The statute in terms provides a remedy where a new certificate alters the preferential rights of any outstanding shares. It has no application where the preferential rights of one class of outstanding stock over another class are left unchanged, though both classes of outstanding stock are made subject to new preferential rights of classes of stock to be issued thereafter. The statute was not intended to hamper a corporation in obtaining additional capital through the issue of new securities with superior preferential rights. So we held in Matter of Dresser
(247 N.Y. 553). In that case the new certificate expressly provided that the preferential rights of the outstanding shares remained unchanged except as they became subject to the superior preferential rights of the new stock.

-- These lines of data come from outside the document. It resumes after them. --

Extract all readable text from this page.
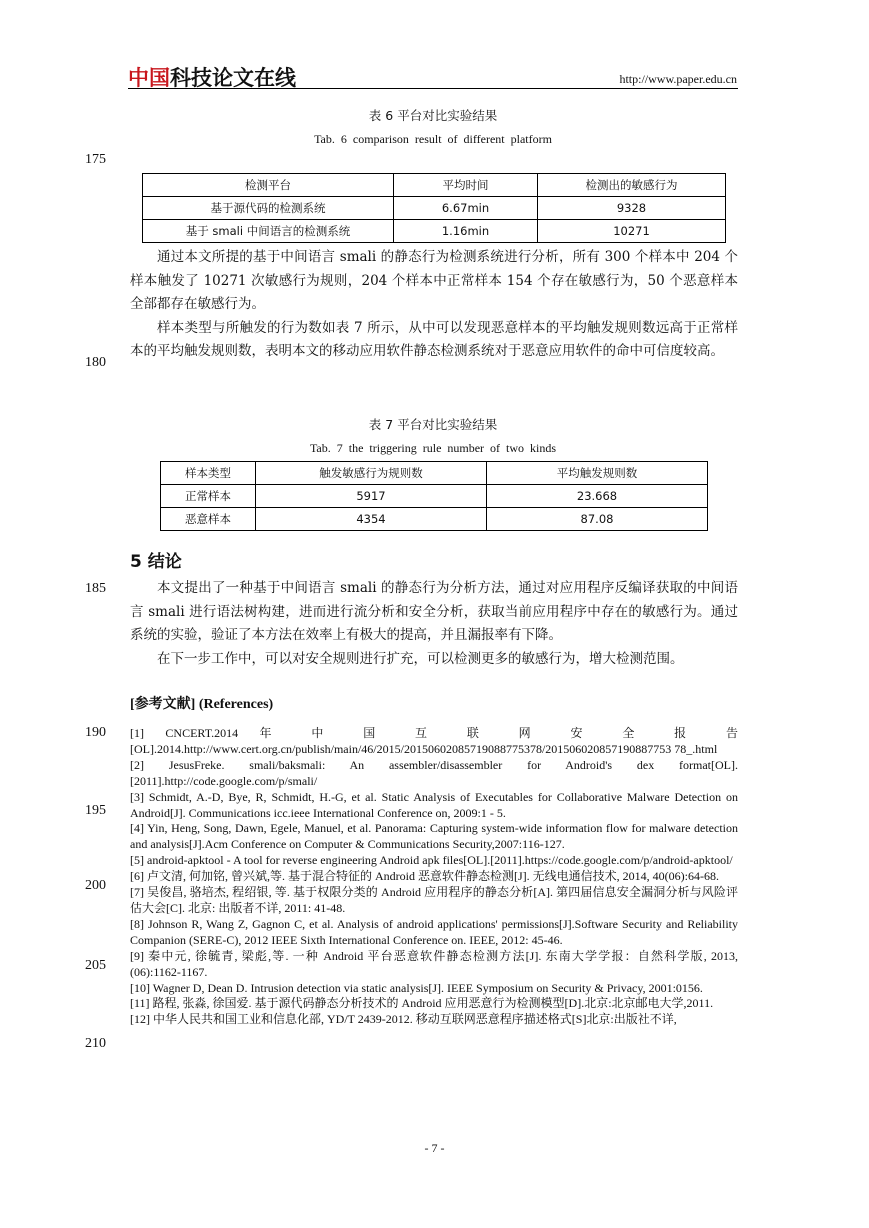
中国科技论文在线	http://www.paper.edu.cn
表 6 平台对比实验结果
Tab. 6 comparison result of different platform
175
检测平台	平均时间	检测出的敏感行为
基于源代码的检测系统	6.67min	9328
基于 smali 中间语言的检测系统	1.16min	10271

通过本文所提的基于中间语言 smali 的静态行为检测系统进行分析，所有 300 个样本中 204 个样本触发了 10271 次敏感行为规则，204 个样本中正常样本 154 个存在敏感行为，50 个恶意样本全部都存在敏感行为。

样本类型与所触发的行为数如表 7 所示，从中可以发现恶意样本的平均触发规则数远高于正常样本的平均触发规则数，表明本文的移动应用软件静态检测系统对于恶意应用软件的命中可信度较高。

180
表 7 平台对比实验结果
Tab. 7 the triggering rule number of two kinds
样本类型	触发敏感行为规则数	平均触发规则数
正常样本	5917	23.668
恶意样本	4354	87.08
5 结论
185	本文提出了一种基于中间语言 smali 的静态行为分析方法，通过对应用程序反编译获取的中间语言 smali 进行语法树构建，进而进行流分析和安全分析，获取当前应用程序中存在的敏感行为。通过系统的实验，验证了本方法在效率上有极大的提高，并且漏报率有下降。

在下一步工作中，可以对安全规则进行扩充，可以检测更多的敏感行为，增大检测范围。

[参考文献] (References)
190
195
200
205
210
[1] CNCERT.2014 年 中 国 互 联 网 安 全 报 告 [OL].2014.http://www.cert.org.cn/publish/main/46/2015/20150602085719088775378/201506020857190887753 78_.html
[2] JesusFreke. smali/baksmali: An assembler/disassembler for Android's dex format[OL].[2011].http://code.google.com/p/smali/
[3] Schmidt, A.-D, Bye, R, Schmidt, H.-G, et al. Static Analysis of Executables for Collaborative Malware Detection on Android[J]. Communications icc.ieee International Conference on, 2009:1 - 5.
[4] Yin, Heng, Song, Dawn, Egele, Manuel, et al. Panorama: Capturing system-wide information flow for malware detection and analysis[J].Acm Conference on Computer & Communications Security,2007:116-127.
[5] android-apktool - A tool for reverse engineering Android apk files[OL].[2011].https://code.google.com/p/android-apktool/
[6] 卢文清, 何加铭, 曾兴斌,等. 基于混合特征的 Android 恶意软件静态检测[J]. 无线电通信技术, 2014, 40(06):64-68.
[7] 吴俊昌, 骆培杰, 程绍银, 等. 基于权限分类的 Android 应用程序的静态分析[A]. 第四届信息安全漏洞分析与风险评估大会[C]. 北京: 出版者不详, 2011: 41-48.
[8] Johnson R, Wang Z, Gagnon C, et al. Analysis of android applications' permissions[J].Software Security and Reliability Companion (SERE-C), 2012 IEEE Sixth International Conference on. IEEE, 2012: 45-46.
[9] 秦中元, 徐毓青, 梁彪,等. 一种 Android 平台恶意软件静态检测方法[J]. 东南大学学报：自然科学版, 2013, (06):1162-1167.
[10] Wagner D, Dean D. Intrusion detection via static analysis[J]. IEEE Symposium on Security & Privacy, 2001:0156.
[11] 路程, 张淼, 徐国爱. 基于源代码静态分析技术的 Android 应用恶意行为检测模型[D].北京:北京邮电大学,2011.
[12] 中华人民共和国工业和信息化部, YD/T 2439-2012. 移动互联网恶意程序描述格式[S]北京:出版社不详,
- 7 -
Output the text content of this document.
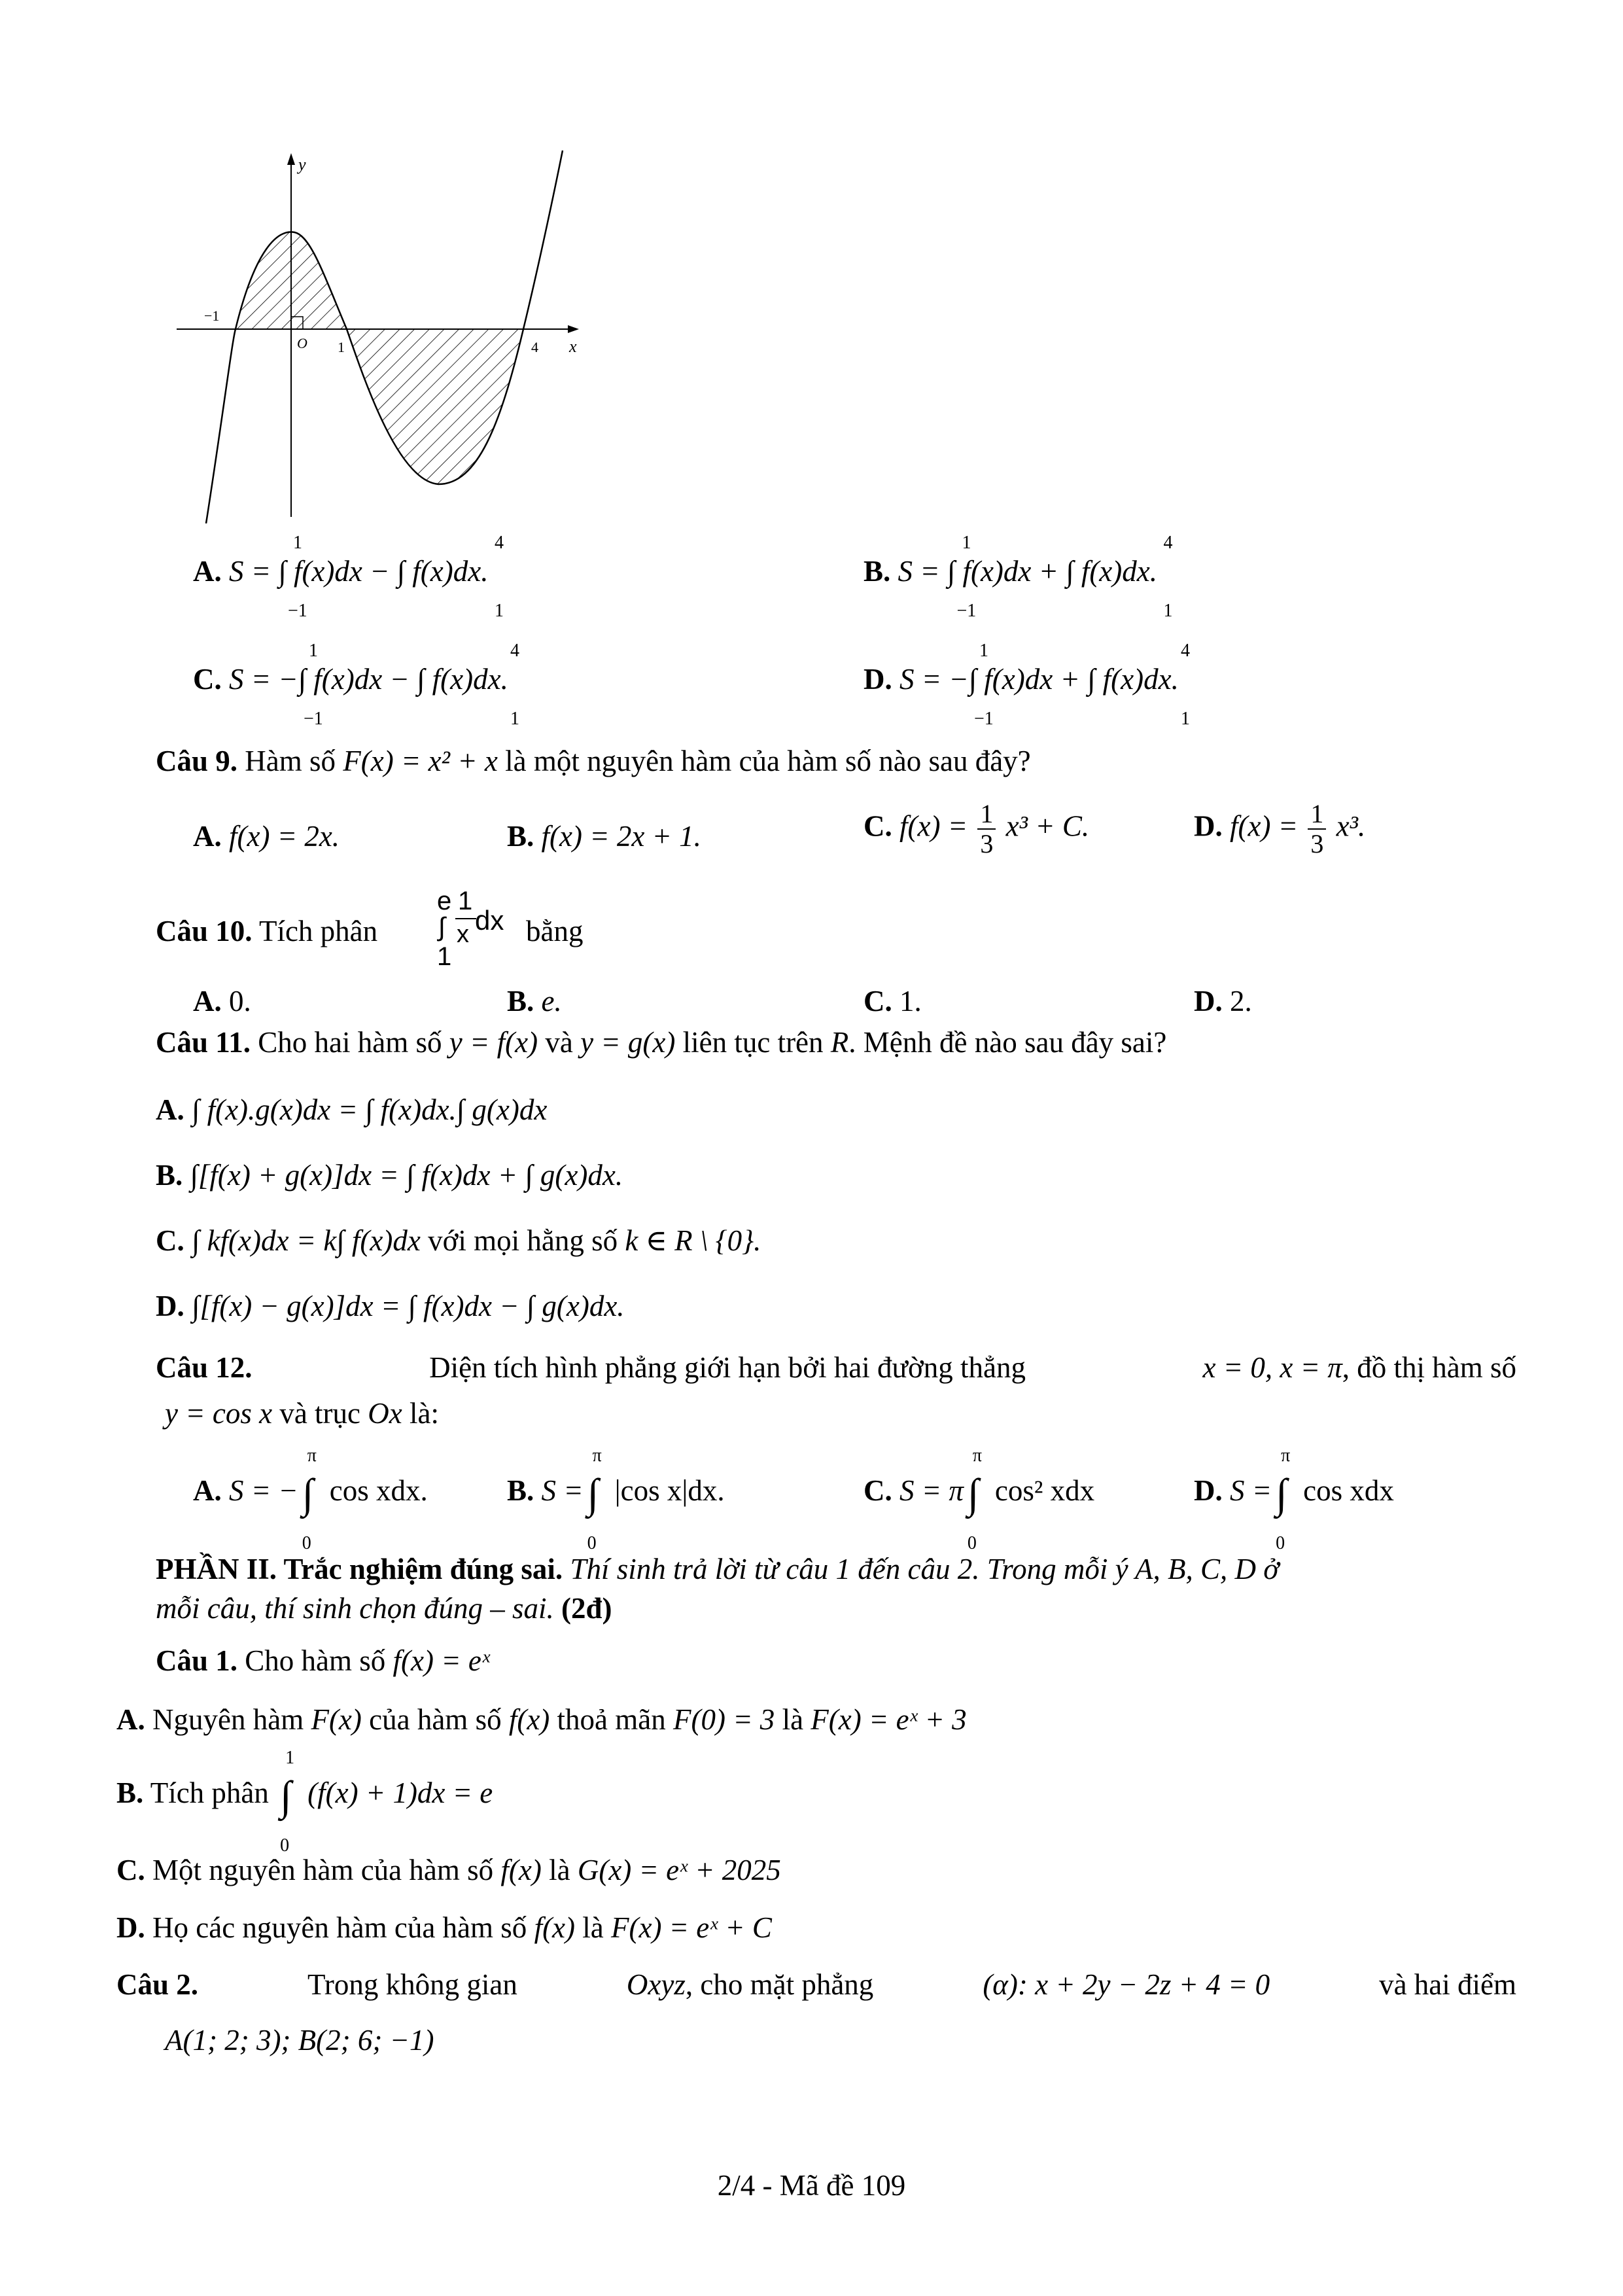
y
x
O
−1
1	4
A.
1
−1
4
1
S = ∫ f(x)dx − ∫ f(x)dx.	B.
1
−1
4
1
S = ∫ f(x)dx + ∫ f(x)dx.
C.
1
−1
4
1
S = −∫ f(x)dx − ∫ f(x)dx.	D.
1
−1
4
1
S = −∫ f(x)dx + ∫ f(x)dx.
Câu 9. Hàm số F(x) = x² + x là một nguyên hàm của hàm số nào sau đây?
A. f(x) = 2x.	B. f(x) = 2x + 1.	C. $f(x) = \frac{1}{3} x^3 + C$.	D. $f(x) = \frac{1}{3} x^3$.
Câu 10. Tích phân
e
∫
1
1
x dx bằng
A. 0.	B. e.	C. 1.	D. 2.
Câu 11. Cho hai hàm số y = f(x) và y = g(x) liên tục trên R. Mệnh đề nào sau đây sai?
A. ∫ f(x).g(x)dx = ∫ f(x)dx.∫ g(x)dx
B. ∫[f(x) + g(x)]dx = ∫ f(x)dx + ∫ g(x)dx.
C. ∫ kf(x)dx = k∫ f(x)dx với mọi hằng số k ∈ R \ {0}.
D. ∫[f(x) − g(x)]dx = ∫ f(x)dx − ∫ g(x)dx.
Câu 12.	Diện tích hình phẳng giới hạn bởi hai đường thẳng	x = 0, x = π, đồ thị hàm số
y = cos x và trục Ox là:
A. S = −
π
∫
0
cos xdx.	B. S =
π
∫
0
|cos x|dx.	C. S = π
π
∫
0
cos² xdx	D. S =
π
∫
0
cos xdx
PHẦN II. Trắc nghiệm đúng sai. Thí sinh trả lời từ câu 1 đến câu 2. Trong mỗi ý A, B, C, D ở
mỗi câu, thí sinh chọn đúng – sai. (2đ)
Câu 1. Cho hàm số f(x) = eˣ
A. Nguyên hàm F(x) của hàm số f(x) thoả mãn F(0) = 3 là F(x) = eˣ + 3
B. Tích phân
1
∫
0
(f(x) + 1)dx = e
C. Một nguyên hàm của hàm số f(x) là G(x) = eˣ + 2025
D. Họ các nguyên hàm của hàm số f(x) là F(x) = eˣ + C
Câu 2.	Trong không gian	Oxyz, cho mặt phẳng	(α): x + 2y − 2z + 4 = 0	và hai điểm
A(1; 2; 3); B(2; 6; −1)
2/4 - Mã đề 109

There is nothing in the statute that suggests that it does not apply where the new certificate completely alters the relative rights of different classes of outstanding stock. Here the new certificate has created a new class *Page 248 
of preferred stock in place of a class of outstanding stock, with new preferential rights and new restrictions upon the rights which previously inhered in the stock of the eliminated class. Certainly the preferential rights of the new class of stock are not the same as the preferential rights of the eliminated class. Though the old preferential right has been retained, it becomes merely a part of a broader scheme of preferential rights as well as disabilities.
A decision that, though a new certificate completely changes the corporate structure, eliminates one class of preferred stock and substitutes a new preferred stock in its place, with new preferential rights and new disabilities, there has been no "alteration of the preferential rights of any outstanding stock," ignores, in my opinion, the language of the statute and defeats its purpose.